Sizing Guidelines for the Local Processing Hub
The most important factor impacting the HVR hub size is whether the hub also performs the role of a source and/or a target HVR agent. General recommendations include:
- Co-locate the hub with a production source database only if the server(s) hosting the production database has (have) sufficient available resources (CPU, memory, storage space and IO capacity) to support the HVR hub for your setup.
- HVR capture may run against a physical standby of the source database with no direct impact on the source production database. Mainly consider CPU utilization of the capture process(es) running on the source database in this case, knowing that for an Oracle RAC production database there will be one log parser per node in the source database, irrespective of the standby database configuration.
- Sorting data to coalesce changes for burst mode and to perform row-wise data compares (also part of a row-wise refresh) are CPU, memory and (temporary) storage space intensive.
- Utilities to populate the database target like TPT (for Teradata) and gpfdist (for Greenplum) can be very resource-intensive.

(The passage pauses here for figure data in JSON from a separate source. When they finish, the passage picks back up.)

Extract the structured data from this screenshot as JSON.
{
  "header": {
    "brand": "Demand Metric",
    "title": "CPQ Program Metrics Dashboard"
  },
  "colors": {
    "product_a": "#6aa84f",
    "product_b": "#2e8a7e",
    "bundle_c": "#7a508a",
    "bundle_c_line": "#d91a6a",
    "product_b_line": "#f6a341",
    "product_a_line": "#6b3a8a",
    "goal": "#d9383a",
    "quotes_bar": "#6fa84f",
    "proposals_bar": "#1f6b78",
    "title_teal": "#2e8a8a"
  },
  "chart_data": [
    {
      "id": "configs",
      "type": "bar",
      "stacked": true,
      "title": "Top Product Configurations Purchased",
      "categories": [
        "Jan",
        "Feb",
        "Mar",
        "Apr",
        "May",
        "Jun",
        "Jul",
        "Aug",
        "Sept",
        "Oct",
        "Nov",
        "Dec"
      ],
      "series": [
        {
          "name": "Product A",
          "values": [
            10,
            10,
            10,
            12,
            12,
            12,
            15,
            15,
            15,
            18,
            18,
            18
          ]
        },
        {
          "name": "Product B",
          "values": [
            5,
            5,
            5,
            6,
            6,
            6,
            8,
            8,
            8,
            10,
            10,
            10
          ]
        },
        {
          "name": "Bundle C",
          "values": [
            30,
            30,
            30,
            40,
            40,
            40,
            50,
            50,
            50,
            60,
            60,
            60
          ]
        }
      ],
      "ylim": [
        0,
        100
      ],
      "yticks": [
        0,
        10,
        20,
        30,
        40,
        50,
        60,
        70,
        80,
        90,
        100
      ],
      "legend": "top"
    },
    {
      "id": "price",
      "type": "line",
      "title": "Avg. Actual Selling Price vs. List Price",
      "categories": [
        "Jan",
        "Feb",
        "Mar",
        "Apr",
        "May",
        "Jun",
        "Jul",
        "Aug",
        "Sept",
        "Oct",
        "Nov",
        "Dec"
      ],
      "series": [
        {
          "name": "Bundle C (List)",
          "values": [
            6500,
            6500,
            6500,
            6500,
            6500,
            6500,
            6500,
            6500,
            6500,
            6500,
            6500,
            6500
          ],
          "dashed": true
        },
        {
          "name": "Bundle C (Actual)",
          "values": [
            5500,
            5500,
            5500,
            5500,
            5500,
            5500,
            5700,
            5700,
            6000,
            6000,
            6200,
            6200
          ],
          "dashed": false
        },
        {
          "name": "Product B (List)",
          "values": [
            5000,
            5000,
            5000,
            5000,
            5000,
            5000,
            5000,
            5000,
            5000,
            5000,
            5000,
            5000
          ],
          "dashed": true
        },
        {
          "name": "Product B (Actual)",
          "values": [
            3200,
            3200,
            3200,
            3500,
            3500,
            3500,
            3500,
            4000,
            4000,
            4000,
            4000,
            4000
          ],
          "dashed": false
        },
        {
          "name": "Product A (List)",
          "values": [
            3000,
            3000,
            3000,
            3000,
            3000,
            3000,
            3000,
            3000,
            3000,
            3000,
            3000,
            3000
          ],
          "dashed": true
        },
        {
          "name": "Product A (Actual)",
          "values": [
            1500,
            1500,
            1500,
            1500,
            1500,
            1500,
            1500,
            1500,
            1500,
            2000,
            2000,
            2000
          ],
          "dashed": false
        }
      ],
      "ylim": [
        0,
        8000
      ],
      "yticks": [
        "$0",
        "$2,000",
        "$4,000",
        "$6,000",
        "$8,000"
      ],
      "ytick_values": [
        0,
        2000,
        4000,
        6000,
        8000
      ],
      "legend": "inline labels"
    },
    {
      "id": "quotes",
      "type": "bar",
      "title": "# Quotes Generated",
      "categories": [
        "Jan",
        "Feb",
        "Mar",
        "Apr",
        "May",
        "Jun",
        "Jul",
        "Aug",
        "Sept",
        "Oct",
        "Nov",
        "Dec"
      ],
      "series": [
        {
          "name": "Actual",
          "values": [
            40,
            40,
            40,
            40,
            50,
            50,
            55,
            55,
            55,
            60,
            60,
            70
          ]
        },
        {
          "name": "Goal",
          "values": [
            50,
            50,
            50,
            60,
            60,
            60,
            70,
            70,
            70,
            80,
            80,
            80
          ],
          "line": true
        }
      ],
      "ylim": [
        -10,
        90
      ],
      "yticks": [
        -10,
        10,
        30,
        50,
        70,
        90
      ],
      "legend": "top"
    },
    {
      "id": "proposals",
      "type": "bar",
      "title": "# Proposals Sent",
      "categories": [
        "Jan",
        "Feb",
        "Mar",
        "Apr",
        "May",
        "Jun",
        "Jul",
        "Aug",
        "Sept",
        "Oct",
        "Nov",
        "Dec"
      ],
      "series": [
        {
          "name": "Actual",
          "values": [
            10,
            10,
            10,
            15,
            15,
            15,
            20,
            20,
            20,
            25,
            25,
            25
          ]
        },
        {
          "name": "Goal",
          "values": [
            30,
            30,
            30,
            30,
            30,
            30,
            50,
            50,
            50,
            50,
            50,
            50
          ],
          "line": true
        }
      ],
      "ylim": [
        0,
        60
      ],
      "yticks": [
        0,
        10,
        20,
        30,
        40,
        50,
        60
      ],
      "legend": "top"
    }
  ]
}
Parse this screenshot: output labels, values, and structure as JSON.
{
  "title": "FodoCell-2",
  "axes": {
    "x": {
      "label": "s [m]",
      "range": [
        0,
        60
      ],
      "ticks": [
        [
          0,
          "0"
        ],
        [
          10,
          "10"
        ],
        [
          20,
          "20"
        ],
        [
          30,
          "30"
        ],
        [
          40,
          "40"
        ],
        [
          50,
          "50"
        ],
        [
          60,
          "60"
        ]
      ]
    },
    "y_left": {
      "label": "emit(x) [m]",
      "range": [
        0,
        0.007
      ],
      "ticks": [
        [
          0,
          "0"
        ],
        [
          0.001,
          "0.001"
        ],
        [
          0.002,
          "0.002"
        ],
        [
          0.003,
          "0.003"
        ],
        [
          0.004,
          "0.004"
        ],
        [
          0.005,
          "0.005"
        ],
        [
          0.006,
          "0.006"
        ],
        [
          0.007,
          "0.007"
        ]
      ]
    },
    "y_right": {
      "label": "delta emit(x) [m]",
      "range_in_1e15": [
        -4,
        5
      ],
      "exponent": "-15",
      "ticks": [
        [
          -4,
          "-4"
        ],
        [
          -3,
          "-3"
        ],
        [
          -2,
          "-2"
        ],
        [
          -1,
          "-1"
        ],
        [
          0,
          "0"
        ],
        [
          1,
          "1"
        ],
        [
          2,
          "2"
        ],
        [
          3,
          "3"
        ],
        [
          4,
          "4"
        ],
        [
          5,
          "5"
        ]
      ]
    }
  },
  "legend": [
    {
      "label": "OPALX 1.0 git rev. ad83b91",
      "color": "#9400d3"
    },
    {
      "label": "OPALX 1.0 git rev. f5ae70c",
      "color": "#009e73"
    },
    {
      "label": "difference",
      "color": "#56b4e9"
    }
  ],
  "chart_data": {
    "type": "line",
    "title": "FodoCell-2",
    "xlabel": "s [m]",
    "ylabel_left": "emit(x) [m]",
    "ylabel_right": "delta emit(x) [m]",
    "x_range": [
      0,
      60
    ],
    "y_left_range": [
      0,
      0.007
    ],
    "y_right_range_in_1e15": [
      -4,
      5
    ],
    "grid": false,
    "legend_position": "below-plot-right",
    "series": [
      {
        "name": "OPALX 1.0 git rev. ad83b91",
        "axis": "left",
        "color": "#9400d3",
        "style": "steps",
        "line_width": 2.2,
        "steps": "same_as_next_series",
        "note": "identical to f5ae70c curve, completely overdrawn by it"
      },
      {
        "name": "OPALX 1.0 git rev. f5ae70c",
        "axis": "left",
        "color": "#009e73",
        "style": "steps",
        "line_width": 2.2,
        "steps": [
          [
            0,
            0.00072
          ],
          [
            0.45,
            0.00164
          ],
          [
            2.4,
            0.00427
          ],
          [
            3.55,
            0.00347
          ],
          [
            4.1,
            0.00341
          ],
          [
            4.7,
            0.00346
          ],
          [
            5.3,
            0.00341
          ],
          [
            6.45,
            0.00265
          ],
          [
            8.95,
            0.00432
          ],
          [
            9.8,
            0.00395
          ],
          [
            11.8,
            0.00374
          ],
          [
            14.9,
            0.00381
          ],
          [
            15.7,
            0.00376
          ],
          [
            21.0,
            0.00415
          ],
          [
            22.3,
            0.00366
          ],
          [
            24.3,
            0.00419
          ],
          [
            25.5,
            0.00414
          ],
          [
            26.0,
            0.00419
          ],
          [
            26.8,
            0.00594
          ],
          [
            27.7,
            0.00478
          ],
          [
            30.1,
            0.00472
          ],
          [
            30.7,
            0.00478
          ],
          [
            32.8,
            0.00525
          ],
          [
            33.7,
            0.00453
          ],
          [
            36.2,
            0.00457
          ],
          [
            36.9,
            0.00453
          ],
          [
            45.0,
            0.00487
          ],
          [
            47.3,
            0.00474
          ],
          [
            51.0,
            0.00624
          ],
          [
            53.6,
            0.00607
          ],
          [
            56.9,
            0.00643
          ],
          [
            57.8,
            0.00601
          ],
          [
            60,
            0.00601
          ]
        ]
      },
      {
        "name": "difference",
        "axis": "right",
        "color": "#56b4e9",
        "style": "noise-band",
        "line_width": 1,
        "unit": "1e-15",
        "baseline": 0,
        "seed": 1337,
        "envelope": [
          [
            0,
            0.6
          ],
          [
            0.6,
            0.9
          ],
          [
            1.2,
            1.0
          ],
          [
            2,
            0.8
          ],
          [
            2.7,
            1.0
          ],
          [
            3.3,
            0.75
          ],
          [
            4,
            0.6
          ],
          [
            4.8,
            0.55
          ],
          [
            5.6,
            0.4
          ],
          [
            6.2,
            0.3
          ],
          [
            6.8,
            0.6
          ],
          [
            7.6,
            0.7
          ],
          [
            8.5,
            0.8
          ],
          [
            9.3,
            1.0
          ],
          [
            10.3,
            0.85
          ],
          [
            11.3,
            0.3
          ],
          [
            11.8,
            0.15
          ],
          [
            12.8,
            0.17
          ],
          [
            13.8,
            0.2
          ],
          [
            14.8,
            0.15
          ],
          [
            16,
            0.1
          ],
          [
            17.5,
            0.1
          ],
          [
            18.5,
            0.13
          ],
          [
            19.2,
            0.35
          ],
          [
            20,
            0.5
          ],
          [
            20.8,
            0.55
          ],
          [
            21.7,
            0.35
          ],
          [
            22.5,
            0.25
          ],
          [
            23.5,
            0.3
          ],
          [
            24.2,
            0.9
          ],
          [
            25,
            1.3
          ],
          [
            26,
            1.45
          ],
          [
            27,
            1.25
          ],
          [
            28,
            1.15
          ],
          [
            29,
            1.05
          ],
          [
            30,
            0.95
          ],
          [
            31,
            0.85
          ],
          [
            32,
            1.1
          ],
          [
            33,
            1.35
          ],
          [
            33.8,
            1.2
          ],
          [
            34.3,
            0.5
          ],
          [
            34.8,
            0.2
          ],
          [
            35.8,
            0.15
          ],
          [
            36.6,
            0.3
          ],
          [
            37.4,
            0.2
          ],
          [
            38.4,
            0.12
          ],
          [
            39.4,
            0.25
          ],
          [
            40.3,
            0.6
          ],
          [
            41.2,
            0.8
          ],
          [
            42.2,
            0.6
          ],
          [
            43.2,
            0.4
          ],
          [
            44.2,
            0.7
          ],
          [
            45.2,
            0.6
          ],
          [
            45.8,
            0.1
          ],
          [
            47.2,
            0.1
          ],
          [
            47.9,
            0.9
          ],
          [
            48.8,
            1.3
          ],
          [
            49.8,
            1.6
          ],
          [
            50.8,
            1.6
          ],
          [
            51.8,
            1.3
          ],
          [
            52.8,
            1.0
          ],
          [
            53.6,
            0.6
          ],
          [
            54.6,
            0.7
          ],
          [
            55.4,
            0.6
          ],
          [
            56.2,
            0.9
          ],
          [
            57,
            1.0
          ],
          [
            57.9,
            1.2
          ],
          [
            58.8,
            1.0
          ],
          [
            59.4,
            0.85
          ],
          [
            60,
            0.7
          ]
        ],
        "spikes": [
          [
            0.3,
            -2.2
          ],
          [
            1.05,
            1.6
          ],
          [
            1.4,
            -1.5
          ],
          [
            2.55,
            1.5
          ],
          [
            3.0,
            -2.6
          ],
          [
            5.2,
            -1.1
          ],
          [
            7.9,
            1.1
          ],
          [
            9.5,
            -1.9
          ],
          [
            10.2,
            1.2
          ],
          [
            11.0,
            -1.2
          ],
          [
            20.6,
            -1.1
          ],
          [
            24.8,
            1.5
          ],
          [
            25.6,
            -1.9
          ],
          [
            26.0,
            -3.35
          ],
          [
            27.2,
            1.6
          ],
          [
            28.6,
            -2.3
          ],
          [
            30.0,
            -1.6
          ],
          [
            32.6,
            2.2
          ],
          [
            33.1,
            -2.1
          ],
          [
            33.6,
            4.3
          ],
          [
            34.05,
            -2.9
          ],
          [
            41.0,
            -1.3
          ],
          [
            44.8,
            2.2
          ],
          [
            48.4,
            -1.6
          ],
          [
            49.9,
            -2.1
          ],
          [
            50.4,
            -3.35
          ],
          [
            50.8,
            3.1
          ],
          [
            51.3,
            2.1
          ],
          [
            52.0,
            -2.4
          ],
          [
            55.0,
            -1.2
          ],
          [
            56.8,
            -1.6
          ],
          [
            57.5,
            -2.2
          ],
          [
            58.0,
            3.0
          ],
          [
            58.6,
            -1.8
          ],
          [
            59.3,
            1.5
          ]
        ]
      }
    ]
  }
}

As the basis for sizing we use the number of a so-called channel, a concept HVR exposes, that for the purpose of this sizing document is simplified to mean a single source and a single target. In this context multiple channels may be feeding into the same target, or sourcing from the same source. The change rate mentioned in the sizing guide line below is the volume of transaction log changes produced by the database (irrespective of whether or not HVR captures all table changes from the source or only a subset).
Table: Rough Guidelines to Size the Hub
Review the guidelines and decide based on your situation what is the best hub configuration. For example:
- Your hub may capture changes for one of multiple sources, using agents for the other sources.
- One of your sources may be a heavily-loaded 8-node Oracle Exadata database that requires far more resources to perform CDC than a single mid-size SQL Server database.
- You may plan to run very frequent (resource intensive) compare jobs.
- Etc.
Test your assumptions if at all possible. Systems in the cloud can easily be changed in configuration to simplify your tests.